La IV Reunión en Defensa de la Democracia, celebrada días atrás en Barcelona, consolidó un espacio de articulación política entre gobiernos progresistas con predominio iberoatlántico, heredero —aunque con sello propio— de las cumbres por la democracia impulsadas por Estados Unidos durante la administración de Joe Biden (2021-2024).
Aquellas iniciativas estadounidenses, orientadas a enfrentar el autoritarismo y promover derechos humanos, establecieron un marco de diplomacia multilateral que, tras el retorno de Donald Trump a la Casa Blanca, perdió continuidad. Ese vacío fue ocupado por España y Brasil, cuyos líderes, Pedro Sánchez y Luiz Inácio Lula da Silva, promovieron desde 2024 un formato alternativo, menos institucional y más político.
El encuentro de Barcelona reunió a más de 3,000 participantes de unos 40 países y cerca de 20 jefes de Estado o de Gobierno. Entre los principales mandatarios presentes figuraron Brasil, España, México, Colombia, Uruguay y Sudáfrica, además del presidente del Consejo Europeo en representación de la Unión Europea.
También hubo participación de representantes políticos de Alemania, Austria, Irlanda, Lituania, Albania, Barbados y Cabo Verde, junto a figuras como el expresidente de Chile, Gabriel Boric. La composición confirma un núcleo iberoamericano con extensiones hacia Europa socialdemócrata, el Caribe y África, aunque con ausencias notables como Estados Unidos, Asia y el mundo árabe.
Pese a las lecturas que han surgido en distintos países, incluida República Dominicana, el foro no fue una cumbre anti-Trump per se. No hubo declaraciones formales dirigidas contra el mandatario estadounidense ni una agenda explícitamente diseñada en su contra. Sin embargo, sí estuvo atravesado por una narrativa que contrasta con su visión del orden internacional. Coincidió con una reunión amplia de la socialdemócrata Internacional Socialista que preside Pedro Sánchez .

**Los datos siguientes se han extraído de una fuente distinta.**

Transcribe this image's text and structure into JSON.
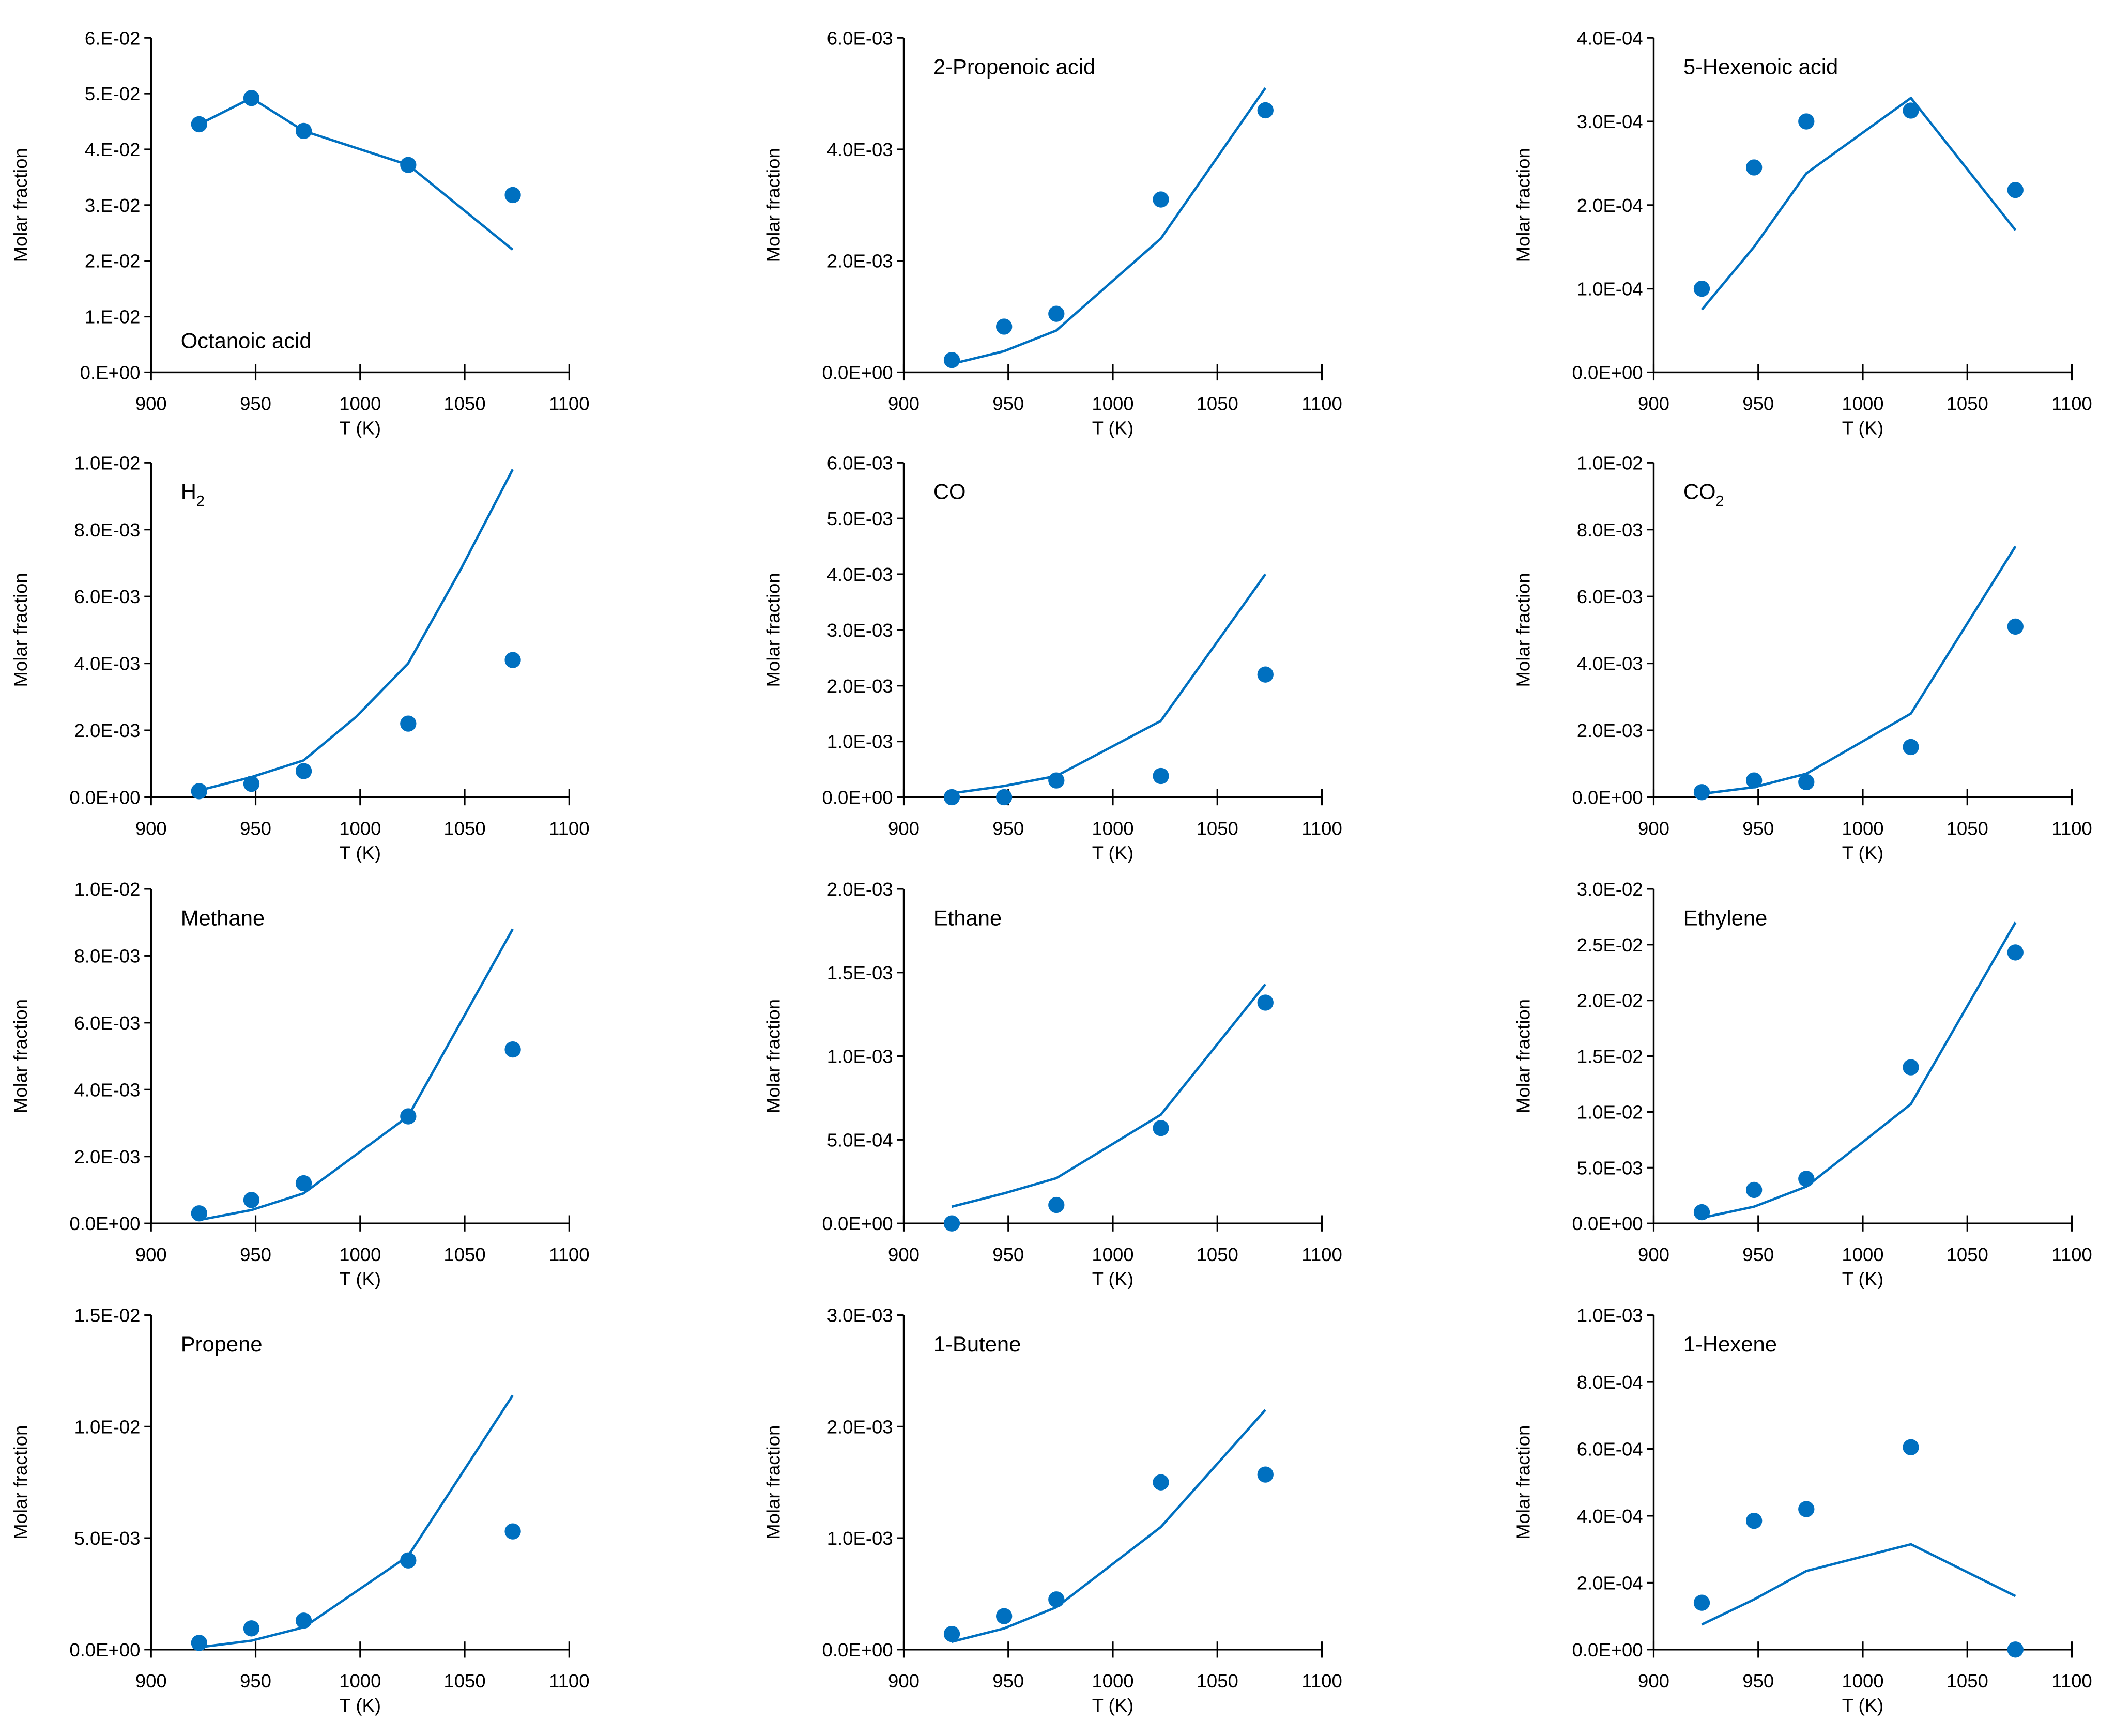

La defensa del multilateralismo, el cuestionamiento de políticas unilaterales en comercio y seguridad, y la preocupación por el deterioro de la democracia liberal configuran una posición política que, sin nombrarlo directamente, se distancia del enfoque asociado a Trump.
Tensiones y desafíos en la agenda democrática
El consenso principal giró en torno a la idea de que la democracia atraviesa una etapa de fragilidad. En respuesta, los líderes estructuraron la agenda en tres ejes: multilateralismo, gobernanza digital y reducción de la desigualdad, entendida esta última como condición para la legitimidad democrática.
No obstante, también afloraron tensiones. Hubo matices en torno a conflictos internacionales, como el de Oriente Medio, y propuestas como una eventual declaración contra una intervención estadounidense en Cuba. Más significativo fue el silencio sobre situaciones en países como Venezuela, Nicaragua o la propia Cuba, lo que ha alimentado críticas sobre la coherencia del foro.
El valor del encuentro radicó, sobre todo, en su capacidad para articular una narrativa común y fortalecer redes de cooperación política. Sin embargo, su falta de compromisos jurídicamente vinculantes, la ausencia de mecanismos de seguimiento y su homogeneidad ideológica limitan su alcance como plataforma global.
- A diferencia del modelo original promovido por Estados Unidos, que aspiraba a una cierta universalidad, el formato actual privilegia la afinidad política. Esa característica explica tanto su rápida consolidación como las controversias que ha suscitado.
La cumbre de Barcelona deja así una doble lectura: continuidad de una agenda democrática global nacida en Washington, pero reinterpretada desde un eje progresista que, sin ser abiertamente anti-Trump, sí representa una alternativa a su visión del mundo.